Seneca, der römische Philosoph, den manche heute nur noch für einen Manager-Trainer halten, war eine jener Geistesgrößen, die zu Lebzeiten ganz nah an der Seite der Macht machen. Erzieher des Kaisers Nero, Redenschreiber, Politiker-Coach, ein Denker, der der Elite des römischen Reiches um 50 nach Christus angehörte. Dieser Seneca steht nun im Zentrum eines sehr besonderen Films. Der nimmt auf der einen Seite den Philosophen in seiner historischen Größe weitgehend ernst, auf der anderen erzählt er von ihm aber in Form einer Analogie auf heutige Politik und im Stil einer Theater-Inszenierung.

Selbstmord als Akt der Gnade Neros

Es geht los mit dem Ende. Seneca soll sterben. Ihn erreicht – in der Form höflich, im Inhalt gnadenlos – die Erlaubnis des römischen Diktator-Kaisers Nero, sich umzubringen. Selbstmord war in diesen Zeiten eine Gnade, denn sie bedeutete, dass einen der tyrannische Kaiser nicht einfach massakrierte.

Sterben ist nicht leicht, besonders, wenn man das gefordert hat

Der Film konzentriert sich auf die letzten 24 Stunden im Leben des Philosophen.
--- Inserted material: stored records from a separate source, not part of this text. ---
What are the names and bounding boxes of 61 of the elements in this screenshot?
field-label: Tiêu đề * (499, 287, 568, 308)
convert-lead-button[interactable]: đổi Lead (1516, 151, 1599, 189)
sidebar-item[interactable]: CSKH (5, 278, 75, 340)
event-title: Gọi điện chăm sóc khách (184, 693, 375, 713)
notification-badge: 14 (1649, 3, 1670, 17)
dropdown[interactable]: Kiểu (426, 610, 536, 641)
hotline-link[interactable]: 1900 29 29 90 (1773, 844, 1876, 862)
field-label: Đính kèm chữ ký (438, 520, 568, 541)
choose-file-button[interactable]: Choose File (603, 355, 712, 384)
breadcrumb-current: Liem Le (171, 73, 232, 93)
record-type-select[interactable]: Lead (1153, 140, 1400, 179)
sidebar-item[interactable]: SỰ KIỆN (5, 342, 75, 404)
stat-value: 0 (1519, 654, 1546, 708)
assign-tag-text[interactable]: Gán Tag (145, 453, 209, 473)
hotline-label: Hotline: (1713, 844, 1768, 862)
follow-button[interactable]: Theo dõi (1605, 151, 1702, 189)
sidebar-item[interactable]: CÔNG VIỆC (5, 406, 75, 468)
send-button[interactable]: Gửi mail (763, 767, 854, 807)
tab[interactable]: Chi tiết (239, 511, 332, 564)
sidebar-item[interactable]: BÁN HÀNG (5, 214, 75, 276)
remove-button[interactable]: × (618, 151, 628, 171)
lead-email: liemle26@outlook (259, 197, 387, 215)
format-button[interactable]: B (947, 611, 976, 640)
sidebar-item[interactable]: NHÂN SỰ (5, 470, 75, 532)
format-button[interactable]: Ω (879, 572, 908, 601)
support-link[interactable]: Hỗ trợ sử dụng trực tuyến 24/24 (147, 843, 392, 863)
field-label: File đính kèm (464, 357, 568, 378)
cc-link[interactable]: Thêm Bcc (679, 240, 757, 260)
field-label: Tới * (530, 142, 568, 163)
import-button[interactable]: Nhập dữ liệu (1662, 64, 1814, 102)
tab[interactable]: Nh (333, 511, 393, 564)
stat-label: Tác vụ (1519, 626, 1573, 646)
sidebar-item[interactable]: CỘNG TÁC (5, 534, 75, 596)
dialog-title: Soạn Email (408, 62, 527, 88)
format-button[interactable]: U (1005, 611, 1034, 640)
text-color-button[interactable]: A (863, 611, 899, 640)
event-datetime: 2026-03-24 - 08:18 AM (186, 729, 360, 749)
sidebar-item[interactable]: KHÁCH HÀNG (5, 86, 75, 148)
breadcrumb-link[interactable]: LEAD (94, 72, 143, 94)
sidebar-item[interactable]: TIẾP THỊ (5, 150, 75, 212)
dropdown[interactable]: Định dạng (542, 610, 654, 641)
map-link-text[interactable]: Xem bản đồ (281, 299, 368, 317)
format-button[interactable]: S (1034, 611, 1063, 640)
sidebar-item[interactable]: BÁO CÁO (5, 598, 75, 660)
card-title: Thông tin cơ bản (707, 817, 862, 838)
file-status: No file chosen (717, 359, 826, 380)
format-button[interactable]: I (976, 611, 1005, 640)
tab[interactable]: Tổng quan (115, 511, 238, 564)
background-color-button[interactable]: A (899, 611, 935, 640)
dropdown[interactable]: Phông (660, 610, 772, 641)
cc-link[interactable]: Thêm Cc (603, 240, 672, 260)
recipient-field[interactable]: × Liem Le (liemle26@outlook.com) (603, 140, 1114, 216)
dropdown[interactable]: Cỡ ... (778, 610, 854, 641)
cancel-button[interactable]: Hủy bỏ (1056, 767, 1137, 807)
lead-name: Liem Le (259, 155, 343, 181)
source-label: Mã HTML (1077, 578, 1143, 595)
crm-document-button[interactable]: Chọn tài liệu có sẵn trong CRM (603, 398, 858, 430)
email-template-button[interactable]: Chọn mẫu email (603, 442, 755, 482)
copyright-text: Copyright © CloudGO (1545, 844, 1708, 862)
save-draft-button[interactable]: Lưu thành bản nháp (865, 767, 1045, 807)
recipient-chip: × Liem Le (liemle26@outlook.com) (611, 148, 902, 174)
Der lässt sein Leben Revue passieren, verabschiedet sich von seiner Frau, seinen Freunden. Er muss auch vor sich selbst beweisen, dass seine philosophischen Theorien, nach denen man den Tod verachten soll, auch in der Praxis Bestand haben. Das ist nicht leicht, denn das Sterben, erst recht das von eigener Hand, ist schwer.

Nero als „Mr. President“ – Donald Trump lässt grüßen

Der Seneca, den uns Robert Schwentke in einer abgründige Beinahe-Satire über Gewalt und Macht zeigt, ist eine weitgehend verachtenswerte Gestalt. Ein Opportunist, ein korrupter Diener der Macht, einer der vieles mit sich und vor allem mit anderen geschehen ließ, um selber auf der Sonnenseite des Lebens zu stehen. Kaiser –Nero ein verwöhntes böses Kind – ähnelt ebenfalls Figuren, die wir aus den aktuellen Abendnachrichten kennen. Man kann gar nicht anders als an Donald Trump zu denken, denn Nero wird in diesem Film „Mr. President“ genannt.

Alles andere als eine Geschichtslektion

Dies ist also ganz klar keine historisch korrekte Darstellung – Robert Schwentke tut noch nicht einmal so, als hätte er das hier im Sinn. Sein Film verfremdet und ist verspielt. Ein eigensinniger Film und alles andere als eine Geschichtslektion oder eine stoizistische Alltagsübung a la „Seneca für Manager“.